1 Group NPS measures Net Promoter Score in our retail businesses and Net Satisfaction in our wholesale businesses
2 Measured against Group-wide 'Right First Time' (RFT) index
3 Including transit, but excluding specific items, foreign exchange movements and the effect of acquisitions and disposals
4 See Glossary above
5 Excluding BDUK clawback
6 Measured against the comparative period in the prior year
BT’s purpose is to use the power of communications to make a better world. It is one of the world’s leading providers of communications services and solutions, serving customers in 180 countries.

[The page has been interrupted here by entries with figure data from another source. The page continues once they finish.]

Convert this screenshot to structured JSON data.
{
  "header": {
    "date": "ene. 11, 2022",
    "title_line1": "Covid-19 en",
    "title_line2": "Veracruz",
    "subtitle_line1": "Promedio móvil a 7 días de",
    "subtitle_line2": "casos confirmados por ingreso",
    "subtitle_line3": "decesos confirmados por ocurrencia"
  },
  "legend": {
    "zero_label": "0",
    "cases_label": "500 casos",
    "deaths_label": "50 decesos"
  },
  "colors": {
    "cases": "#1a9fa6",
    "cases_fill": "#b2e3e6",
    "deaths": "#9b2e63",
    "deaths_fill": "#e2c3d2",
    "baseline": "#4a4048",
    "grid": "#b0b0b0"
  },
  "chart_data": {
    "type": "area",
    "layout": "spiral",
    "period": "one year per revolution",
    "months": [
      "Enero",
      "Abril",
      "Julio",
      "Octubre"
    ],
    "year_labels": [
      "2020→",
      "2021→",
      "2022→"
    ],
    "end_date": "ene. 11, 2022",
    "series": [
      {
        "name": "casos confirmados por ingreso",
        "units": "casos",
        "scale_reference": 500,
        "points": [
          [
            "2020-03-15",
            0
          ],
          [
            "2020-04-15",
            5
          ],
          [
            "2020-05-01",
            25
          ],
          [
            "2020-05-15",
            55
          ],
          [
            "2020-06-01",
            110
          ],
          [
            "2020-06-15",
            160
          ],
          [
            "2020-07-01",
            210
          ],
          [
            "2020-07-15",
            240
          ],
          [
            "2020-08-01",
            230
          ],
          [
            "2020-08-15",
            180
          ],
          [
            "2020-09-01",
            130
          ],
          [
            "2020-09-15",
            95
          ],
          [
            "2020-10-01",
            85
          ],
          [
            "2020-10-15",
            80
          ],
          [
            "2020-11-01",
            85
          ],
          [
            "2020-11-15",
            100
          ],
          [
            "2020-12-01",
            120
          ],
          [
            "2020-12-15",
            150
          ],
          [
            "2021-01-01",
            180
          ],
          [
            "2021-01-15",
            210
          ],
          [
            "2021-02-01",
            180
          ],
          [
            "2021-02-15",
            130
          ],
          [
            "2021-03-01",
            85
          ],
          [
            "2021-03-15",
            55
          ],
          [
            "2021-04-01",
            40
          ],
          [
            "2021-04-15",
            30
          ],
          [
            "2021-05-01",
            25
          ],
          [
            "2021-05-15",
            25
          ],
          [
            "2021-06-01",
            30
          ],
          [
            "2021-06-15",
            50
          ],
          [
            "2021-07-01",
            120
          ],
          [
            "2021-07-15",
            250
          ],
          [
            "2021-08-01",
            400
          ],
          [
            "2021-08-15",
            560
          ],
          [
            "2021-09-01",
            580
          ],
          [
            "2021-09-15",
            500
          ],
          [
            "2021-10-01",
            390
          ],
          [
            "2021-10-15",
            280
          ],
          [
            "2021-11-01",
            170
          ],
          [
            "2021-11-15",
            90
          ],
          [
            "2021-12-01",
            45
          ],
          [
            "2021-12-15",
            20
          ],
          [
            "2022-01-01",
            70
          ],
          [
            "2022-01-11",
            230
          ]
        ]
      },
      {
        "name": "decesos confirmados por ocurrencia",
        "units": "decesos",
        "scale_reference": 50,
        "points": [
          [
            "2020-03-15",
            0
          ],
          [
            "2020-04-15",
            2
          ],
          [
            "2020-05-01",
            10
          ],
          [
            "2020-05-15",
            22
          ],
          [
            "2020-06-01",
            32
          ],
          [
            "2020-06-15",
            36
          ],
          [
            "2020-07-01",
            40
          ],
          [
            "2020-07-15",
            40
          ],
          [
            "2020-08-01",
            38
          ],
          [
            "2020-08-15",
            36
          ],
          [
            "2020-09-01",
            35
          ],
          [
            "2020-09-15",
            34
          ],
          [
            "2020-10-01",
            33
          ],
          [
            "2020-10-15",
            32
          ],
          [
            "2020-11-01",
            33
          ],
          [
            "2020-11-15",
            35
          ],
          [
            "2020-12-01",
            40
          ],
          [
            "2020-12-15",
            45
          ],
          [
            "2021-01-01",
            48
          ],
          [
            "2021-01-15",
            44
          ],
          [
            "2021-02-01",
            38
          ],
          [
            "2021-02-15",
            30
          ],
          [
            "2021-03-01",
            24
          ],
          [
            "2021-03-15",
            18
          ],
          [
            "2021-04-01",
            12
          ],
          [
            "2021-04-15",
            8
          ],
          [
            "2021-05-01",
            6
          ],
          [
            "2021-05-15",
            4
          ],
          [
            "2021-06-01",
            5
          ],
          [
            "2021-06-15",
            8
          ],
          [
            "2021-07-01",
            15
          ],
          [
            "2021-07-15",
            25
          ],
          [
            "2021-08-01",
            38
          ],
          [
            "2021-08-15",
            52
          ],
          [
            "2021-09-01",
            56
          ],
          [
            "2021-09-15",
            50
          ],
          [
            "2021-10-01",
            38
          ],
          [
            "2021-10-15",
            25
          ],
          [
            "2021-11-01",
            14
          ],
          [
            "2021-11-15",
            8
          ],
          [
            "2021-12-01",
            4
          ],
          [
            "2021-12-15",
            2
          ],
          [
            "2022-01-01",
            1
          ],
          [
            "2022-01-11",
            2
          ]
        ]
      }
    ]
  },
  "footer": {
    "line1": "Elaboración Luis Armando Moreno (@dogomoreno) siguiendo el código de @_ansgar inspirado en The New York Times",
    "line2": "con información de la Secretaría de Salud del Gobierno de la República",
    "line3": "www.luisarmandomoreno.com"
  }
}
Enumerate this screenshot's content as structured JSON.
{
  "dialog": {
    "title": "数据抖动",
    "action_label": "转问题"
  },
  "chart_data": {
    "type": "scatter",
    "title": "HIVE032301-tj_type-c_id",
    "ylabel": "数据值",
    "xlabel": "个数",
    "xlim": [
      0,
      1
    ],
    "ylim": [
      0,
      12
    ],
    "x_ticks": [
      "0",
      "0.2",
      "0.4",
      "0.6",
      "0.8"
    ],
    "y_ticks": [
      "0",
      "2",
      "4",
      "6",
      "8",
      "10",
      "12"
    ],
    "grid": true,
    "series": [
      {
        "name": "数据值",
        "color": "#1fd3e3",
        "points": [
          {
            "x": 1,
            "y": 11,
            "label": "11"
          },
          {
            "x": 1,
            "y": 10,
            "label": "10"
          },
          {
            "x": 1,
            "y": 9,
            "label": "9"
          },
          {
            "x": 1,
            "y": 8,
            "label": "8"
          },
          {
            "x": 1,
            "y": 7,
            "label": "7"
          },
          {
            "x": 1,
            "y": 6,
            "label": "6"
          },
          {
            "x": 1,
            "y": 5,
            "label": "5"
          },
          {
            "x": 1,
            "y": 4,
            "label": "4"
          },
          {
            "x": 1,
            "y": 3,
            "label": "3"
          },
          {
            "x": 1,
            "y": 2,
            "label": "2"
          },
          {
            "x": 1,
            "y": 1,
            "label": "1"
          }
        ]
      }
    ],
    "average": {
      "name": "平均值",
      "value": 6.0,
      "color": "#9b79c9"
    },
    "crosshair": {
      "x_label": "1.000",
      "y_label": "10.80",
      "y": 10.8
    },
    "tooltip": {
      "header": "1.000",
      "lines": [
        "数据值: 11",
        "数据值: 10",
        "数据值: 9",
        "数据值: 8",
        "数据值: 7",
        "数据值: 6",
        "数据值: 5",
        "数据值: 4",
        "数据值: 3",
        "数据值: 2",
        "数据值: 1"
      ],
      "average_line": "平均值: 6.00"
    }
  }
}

Its principal activities include the provision of networked IT services globally; local, national and international telecommunications services to its customers for use at home, at work and on the move; broadband, TV and internet products and services; and converged fixed-mobile products and services. BT consists of four customer-facing units: Consumer, Enterprise, Global Services and Openreach.
For the year ended 31 March 2018, BT Group’s reported revenue was £23,723m with reported profit before taxation of £2,616m.
British Telecommunications plc (BT) is a wholly-owned subsidiary of BT Group plc and encompasses virtually all businesses and assets of the BT Group. BT Group plc is listed on stock exchanges in London and New York.